Kılıktan kılığa girebilirler. Bazen büyüklemeci ve bazen savunmasız, gizli, mağdur olurlar; büyüklemeci oldukları zaman güvenleri, dikkatleri, saldırganlıkları tavan yapar, hiçbir şey gözlerinden kaçmaz. Savunmasız oldukları zaman, birden hassas olurlar, her yerde, her şeyde bulunma dertlerinden dolayı çekilirler; bu çekilme, “ben söyledim, dinlemediniz, ben yaptım beğenmediniz” demek içindir; amaçları, bir şey yapmak değildir, amaçları kendi dediklerinin olmamasıdır; kendi dedikleri olmayınca, bozguna neden olurlar, bozmaktan çekinmezler ama bunu da lehlerine çevirirler: Kurban rolü oynarlar.

Kurban nedir ki? Kurban komedidir. Bunu Hegel söylüyordu: Kurbanda, kurban edilen öldürülen hayvanla özdeşleşiyor. Nitekim kendi ölümünü izliyor, kendi iradesiyle de olsa kurban silahıyla ölüyor; ancak bu komedidir.

Zavallılardır, depresyon, kaygı yüzünden kendilerine zarar verdiklerinin farkında değildirler.

Unutulmak en büyük korkularıdır.
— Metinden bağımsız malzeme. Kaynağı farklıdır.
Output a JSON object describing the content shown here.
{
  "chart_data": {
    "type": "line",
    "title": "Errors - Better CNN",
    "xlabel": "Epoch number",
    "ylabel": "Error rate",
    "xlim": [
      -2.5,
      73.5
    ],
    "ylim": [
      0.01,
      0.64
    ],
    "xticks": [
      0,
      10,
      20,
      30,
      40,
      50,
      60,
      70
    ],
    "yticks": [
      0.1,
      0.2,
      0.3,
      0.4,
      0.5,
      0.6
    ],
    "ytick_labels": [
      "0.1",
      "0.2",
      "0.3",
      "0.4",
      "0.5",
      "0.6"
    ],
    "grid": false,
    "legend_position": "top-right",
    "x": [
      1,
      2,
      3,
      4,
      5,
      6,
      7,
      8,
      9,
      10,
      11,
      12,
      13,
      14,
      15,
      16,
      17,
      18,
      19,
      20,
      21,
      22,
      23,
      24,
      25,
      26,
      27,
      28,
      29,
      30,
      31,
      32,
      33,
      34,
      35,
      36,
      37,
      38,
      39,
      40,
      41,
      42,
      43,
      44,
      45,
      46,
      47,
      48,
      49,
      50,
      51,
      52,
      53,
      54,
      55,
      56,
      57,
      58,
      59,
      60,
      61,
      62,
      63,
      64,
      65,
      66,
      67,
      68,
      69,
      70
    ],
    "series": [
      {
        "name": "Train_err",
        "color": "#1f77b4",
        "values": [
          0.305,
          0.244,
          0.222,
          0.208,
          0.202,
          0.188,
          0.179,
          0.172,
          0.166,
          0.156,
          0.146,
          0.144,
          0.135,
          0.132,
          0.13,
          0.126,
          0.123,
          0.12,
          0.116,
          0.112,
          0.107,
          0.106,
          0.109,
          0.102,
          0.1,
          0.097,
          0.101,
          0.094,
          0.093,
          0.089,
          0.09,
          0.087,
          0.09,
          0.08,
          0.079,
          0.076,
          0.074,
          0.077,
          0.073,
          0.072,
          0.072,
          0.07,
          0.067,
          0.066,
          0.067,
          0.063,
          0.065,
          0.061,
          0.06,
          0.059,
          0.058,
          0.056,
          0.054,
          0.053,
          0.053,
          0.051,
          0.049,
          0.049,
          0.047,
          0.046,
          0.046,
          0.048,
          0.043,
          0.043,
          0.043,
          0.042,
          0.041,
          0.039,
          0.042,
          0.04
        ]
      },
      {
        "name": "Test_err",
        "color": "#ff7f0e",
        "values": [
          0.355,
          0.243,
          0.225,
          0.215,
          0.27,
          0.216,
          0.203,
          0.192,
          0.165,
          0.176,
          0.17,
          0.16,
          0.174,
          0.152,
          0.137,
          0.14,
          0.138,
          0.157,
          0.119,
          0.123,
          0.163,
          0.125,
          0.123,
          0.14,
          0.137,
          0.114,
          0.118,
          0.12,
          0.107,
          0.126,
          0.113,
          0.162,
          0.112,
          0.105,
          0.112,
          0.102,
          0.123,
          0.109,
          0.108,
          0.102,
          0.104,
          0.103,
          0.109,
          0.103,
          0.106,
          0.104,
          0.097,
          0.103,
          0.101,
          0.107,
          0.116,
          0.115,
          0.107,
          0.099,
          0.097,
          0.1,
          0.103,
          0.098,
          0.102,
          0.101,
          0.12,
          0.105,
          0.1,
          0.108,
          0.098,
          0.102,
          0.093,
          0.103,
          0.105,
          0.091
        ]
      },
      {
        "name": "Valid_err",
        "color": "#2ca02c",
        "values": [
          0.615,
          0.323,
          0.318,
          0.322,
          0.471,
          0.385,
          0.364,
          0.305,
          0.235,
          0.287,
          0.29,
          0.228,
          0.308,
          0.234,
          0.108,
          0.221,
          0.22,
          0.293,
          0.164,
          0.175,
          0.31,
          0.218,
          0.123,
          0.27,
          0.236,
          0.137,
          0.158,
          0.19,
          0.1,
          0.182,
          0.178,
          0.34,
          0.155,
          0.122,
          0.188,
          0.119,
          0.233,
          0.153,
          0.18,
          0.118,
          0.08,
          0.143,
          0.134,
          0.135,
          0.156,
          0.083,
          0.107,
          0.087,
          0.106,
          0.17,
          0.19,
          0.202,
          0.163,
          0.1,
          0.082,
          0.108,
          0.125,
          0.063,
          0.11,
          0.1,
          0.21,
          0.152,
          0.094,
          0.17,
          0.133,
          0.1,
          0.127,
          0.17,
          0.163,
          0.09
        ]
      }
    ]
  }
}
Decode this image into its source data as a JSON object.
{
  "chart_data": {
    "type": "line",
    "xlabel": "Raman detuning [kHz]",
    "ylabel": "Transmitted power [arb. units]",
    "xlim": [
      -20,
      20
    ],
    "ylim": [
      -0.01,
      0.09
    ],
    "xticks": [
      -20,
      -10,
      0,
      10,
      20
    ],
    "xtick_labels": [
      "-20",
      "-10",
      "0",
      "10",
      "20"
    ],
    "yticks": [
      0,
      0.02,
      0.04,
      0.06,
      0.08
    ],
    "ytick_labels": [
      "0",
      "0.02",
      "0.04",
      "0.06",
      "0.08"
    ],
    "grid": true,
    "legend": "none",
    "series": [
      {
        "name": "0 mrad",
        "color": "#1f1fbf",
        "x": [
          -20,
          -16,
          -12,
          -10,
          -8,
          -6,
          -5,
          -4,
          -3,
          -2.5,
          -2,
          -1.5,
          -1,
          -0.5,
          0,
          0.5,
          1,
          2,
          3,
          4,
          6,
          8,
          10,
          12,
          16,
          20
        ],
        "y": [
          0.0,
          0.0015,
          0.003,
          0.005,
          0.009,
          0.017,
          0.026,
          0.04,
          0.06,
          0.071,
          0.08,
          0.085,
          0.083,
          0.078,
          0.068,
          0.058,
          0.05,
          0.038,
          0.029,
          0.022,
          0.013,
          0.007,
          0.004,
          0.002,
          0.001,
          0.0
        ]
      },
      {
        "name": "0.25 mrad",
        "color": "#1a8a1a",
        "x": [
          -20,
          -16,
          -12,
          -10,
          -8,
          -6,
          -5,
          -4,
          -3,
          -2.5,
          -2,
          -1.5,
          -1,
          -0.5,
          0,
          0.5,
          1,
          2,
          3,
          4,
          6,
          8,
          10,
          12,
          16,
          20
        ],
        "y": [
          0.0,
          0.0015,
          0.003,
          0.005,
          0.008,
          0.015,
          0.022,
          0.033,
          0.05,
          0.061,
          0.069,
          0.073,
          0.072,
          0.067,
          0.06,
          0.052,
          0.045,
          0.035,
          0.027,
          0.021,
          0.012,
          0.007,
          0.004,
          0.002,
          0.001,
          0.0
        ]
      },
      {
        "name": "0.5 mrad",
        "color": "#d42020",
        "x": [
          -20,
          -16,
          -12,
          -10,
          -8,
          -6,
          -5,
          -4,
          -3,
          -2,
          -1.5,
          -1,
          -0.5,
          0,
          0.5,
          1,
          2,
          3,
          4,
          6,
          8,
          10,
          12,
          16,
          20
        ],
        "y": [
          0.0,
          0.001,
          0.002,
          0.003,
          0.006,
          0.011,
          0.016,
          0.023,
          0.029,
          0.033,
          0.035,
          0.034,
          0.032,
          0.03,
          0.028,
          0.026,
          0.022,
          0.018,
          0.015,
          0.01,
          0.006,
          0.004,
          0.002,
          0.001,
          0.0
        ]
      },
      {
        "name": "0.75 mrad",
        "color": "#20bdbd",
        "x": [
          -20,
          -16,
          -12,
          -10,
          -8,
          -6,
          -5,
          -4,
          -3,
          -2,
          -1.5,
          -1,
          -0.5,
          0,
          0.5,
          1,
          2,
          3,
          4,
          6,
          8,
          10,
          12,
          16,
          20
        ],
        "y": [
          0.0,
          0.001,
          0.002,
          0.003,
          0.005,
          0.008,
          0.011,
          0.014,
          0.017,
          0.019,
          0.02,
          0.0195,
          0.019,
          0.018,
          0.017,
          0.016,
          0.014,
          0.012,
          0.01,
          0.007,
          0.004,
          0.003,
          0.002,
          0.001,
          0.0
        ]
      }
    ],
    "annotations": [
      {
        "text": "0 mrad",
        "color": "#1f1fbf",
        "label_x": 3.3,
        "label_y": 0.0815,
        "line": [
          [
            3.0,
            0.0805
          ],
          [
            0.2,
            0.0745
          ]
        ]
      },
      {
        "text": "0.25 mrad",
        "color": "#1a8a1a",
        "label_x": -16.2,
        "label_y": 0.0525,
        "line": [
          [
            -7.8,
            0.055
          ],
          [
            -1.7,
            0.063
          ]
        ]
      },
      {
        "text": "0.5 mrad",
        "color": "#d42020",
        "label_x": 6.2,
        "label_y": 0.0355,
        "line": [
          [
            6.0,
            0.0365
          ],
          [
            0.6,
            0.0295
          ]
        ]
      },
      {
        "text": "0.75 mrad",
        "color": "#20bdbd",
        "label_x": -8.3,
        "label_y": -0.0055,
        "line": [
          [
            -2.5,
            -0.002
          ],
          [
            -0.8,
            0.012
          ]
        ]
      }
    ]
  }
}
Bir gün başka birinin başarısını gördüklerinde delirmenin eşiğine gelirler. Unutulmak ölüm gibidir. Haset duyguları azar. Onları düşünürken, birbirine yakın olan iki kavram (haset, kıskançlık) bile çelişir. Hasette aç gözlülük vardır, kıskançlıkta yıkım; yıkarak, ayakta kalırlar, yıkarak, yeniden yapılanan bir şeye de göz koyarlar, kendi piyasasını yaratan bir mala kendini dönüştürmekten çekinmezler, pazar arar, pazar yaratırlar; müşterileri de dar zamanlarda çoktur. İnsanların sahibi odur, o nereye isterse istesin insanlar oraya gelir, buna inanır.

İşin kötüsü, bu siyasetçi bizim eserimizdir. Onu bizden bu kadar nefret eden biri haline biz getirmişizdir…

Narsizmden, narkozu bulan bilimden payımızı siyasetçi de bulmuşuzdur. Ben olmayan bu ben; kendisinden başka bir gerçek bilmeyen bu bene dünya gözlerini kapatırken, gözlerimizi açmışızdır. Parlatmışızdır. Kendimiz bir hapishane, o da bizim gardiyanımız olmuştur. Devlet nedir ki?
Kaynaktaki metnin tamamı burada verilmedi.